[whatwg] Content Restrictions from Alexey Feldgendler on 2006-03-02 (public-whatwg-archive@w3.org from March 2006)

From: Alexey Feldgendler <alexey@feldgendler.ru>
Date: Thu, 02 Mar 2006 20:30:23 +0600
Message-ID: <op.s5sikxgn1h6og4@pancake.feldgendler.ru>
On Tue, 21 Feb 2006 10:31:51 +0600, Hallvord Reiar Michaelsen Steen  
<hallvord at hallvord.com> wrote:

>> What is or what isn't technically simple to implement in existing
>> implementations should perhaps not be what decides how specifications  
>> are
>> written.  It is clear that it is possible to implement per-function
>> security tracking (though slightly unclear how such security tracking
>> should work; which of all currently executing functions determine the
>> security context?)

Only the innermost one does. I've posted the exact rules a couple of weeks  
ago.

>>  It is also clear that it hasn't been exactly been required by  
>> implementations
>> yet, so it is likely that an implementation doesn't have it already.   
>> And since
>> it involves storing more information, implementing it is likely to cost  
>> some
>> in terms of memory use.

In Gecko, as far as I can see from its source code, it doesn't add memory  
overhead. It already has origin tracking of some kind (used to implement  
the today's usual security restrictions).

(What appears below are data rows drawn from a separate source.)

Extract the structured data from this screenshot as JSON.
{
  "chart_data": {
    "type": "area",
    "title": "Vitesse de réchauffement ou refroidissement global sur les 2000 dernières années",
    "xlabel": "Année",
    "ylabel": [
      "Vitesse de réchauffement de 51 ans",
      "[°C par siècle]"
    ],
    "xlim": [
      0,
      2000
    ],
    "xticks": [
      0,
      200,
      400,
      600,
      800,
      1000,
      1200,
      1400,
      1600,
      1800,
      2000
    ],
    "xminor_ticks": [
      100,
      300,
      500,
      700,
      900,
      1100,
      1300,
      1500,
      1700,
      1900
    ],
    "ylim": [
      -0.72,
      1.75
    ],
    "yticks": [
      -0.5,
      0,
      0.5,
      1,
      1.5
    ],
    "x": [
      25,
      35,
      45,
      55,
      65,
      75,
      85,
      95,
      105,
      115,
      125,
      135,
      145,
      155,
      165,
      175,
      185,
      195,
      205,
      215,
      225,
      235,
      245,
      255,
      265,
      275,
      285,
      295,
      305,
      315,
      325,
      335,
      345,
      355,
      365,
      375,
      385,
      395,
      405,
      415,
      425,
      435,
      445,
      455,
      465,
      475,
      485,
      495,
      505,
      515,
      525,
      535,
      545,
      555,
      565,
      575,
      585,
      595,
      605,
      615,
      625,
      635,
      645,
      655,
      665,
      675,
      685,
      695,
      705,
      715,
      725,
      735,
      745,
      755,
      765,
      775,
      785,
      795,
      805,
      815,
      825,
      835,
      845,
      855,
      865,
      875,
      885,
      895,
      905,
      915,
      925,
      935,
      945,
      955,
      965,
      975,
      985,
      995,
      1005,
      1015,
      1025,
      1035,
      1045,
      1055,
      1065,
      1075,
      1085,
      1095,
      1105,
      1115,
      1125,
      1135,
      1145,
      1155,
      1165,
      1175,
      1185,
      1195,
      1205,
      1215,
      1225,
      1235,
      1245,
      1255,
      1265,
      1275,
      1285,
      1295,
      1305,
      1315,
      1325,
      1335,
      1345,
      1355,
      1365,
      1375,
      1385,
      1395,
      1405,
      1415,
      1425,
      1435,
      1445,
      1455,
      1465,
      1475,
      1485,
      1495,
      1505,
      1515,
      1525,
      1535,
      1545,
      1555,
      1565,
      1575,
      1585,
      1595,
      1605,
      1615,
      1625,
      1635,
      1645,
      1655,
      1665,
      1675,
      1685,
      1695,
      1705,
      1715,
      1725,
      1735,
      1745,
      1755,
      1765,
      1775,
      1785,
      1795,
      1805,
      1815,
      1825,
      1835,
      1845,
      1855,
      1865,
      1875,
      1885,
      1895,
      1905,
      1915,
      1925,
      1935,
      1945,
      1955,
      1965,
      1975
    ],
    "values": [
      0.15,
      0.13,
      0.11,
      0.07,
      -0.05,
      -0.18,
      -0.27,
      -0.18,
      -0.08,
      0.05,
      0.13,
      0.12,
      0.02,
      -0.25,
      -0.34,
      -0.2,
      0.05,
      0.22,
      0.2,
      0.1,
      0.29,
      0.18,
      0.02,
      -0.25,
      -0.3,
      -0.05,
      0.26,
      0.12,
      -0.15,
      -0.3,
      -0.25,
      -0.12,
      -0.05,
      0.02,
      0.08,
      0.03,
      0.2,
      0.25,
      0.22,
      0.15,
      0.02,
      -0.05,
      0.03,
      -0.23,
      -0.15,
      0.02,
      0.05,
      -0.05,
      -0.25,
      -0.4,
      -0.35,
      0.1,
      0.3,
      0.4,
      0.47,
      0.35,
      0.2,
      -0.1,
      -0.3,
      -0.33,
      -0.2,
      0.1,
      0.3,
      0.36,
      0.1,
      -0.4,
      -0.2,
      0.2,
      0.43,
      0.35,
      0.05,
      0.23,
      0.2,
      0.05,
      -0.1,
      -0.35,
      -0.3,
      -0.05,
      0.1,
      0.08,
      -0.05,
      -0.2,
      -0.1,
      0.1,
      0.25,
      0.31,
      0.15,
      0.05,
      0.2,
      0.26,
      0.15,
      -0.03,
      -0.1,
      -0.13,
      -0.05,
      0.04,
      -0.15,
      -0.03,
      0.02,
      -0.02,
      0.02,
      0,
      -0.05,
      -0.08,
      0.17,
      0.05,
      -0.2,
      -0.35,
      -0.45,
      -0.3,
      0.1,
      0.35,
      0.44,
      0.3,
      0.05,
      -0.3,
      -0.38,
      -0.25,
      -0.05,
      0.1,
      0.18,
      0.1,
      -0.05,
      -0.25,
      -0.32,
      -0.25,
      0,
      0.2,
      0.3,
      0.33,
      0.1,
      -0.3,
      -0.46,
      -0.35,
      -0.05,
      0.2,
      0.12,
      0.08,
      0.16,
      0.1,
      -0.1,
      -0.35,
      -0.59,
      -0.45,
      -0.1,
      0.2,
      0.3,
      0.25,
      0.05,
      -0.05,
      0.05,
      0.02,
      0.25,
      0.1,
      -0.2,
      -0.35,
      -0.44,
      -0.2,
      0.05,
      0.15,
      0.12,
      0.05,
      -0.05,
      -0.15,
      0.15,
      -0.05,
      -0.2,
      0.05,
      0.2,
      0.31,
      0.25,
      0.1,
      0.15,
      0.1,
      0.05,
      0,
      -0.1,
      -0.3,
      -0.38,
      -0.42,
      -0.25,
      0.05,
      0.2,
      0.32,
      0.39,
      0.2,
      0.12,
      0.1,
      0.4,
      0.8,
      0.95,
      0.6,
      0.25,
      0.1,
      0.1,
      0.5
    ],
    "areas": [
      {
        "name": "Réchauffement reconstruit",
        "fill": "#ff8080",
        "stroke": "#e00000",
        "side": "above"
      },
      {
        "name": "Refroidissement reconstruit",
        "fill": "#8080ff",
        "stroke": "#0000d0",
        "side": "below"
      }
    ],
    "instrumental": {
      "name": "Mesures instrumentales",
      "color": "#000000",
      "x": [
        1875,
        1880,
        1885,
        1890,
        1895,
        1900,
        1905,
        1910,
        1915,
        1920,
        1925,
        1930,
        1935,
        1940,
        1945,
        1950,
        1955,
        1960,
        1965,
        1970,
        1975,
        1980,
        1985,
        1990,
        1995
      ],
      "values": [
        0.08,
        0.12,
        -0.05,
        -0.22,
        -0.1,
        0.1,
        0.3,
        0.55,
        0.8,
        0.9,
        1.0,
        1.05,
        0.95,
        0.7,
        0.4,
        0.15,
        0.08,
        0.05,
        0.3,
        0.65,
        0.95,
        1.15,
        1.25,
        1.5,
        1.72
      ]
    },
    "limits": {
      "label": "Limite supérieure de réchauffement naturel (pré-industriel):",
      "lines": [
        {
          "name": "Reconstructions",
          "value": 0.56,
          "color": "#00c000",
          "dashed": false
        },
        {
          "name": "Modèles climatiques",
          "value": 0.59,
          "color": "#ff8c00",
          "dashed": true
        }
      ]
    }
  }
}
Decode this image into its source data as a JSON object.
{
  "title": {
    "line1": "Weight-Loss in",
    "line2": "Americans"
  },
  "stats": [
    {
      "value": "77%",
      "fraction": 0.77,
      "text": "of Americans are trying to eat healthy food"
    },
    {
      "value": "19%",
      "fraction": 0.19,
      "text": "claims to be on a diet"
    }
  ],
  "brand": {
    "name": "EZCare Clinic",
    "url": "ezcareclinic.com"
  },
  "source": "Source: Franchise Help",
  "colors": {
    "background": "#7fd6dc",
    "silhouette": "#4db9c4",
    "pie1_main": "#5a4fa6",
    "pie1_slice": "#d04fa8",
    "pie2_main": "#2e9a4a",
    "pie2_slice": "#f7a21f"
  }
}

>> why doesn't the author simply make
>> sure to serve the untrusted content from another server (with another
>> host name or port number, that is, not necessarily another machine)?

This is what LiveJournal does now. However:
1. For many small sites it's not an option,
2. It doesn't solve the problem of untrusted JS included by a page.

>> Seems that brings another (although simpler) set of problems though:
>> what if the untrusted content contains a "</SANDBOX>" tag, or if it
>> ends with "<!--", or possibly other syntax anomalies?

I never said that the website won't have to do HTML cleaning for  
user-supplied content. But with HTML 5 reference parsing algorithm, such  
cleaning is going to be much easier and straightforward: parse the text  
into DOM (as if it was inside BODY, for example), remove or modify  
forbidden elements, then serialize it. That way, </SANDBOX> will be  
ignored as an easy parse error because it doesn't match an opening tag  
within the user-supplied text. An unclosed comment will be ignored, too.

>> What if it doesn't contain exactly that, but something else that
>> triggers equivalent behaviour in the HTML parser in some implementation?
>> HTML parser are traditionally quite complex, and quite "fuzzy".  The
>> fuzziness hasn't been a security problem before, now all of a sudden it
>> might be.

HTML 5 will make HTML parsing in standards mode well-defined, with  
predictable error recovery.

> Did we discuss how the UA should handle a closing </sandbox> tag?
> Would it need to scan forward in the markup to find other closing
> tags and determine if the current one is a part of the enclosed
> markup or the end of the SANDBOX in that page? Perhaps only the first
> and the last SANDBOX open/close tags can be taken into account and
> others discarded?

No need to do that. SANDBOX elements can be nested like many others.  
Nevertheless, a </SANDBOX> tag without a matching opening tag inside the  
user-supplied content will be ignored during the HTML cleanup process  
described above.

There is one more such case: when </SANDBOX> is injected using  
document.write("</SANDBOX>"), but that can be easily circumvented.


-- 
Opera M2 8.5 on Debian Linux 2.6.12-1-k7
* Origin: X-Man's Station [ICQ: 115226275] <alexey at feldgendler.ru>
Received on Thursday, 2 March 2006 06:30:23 UTC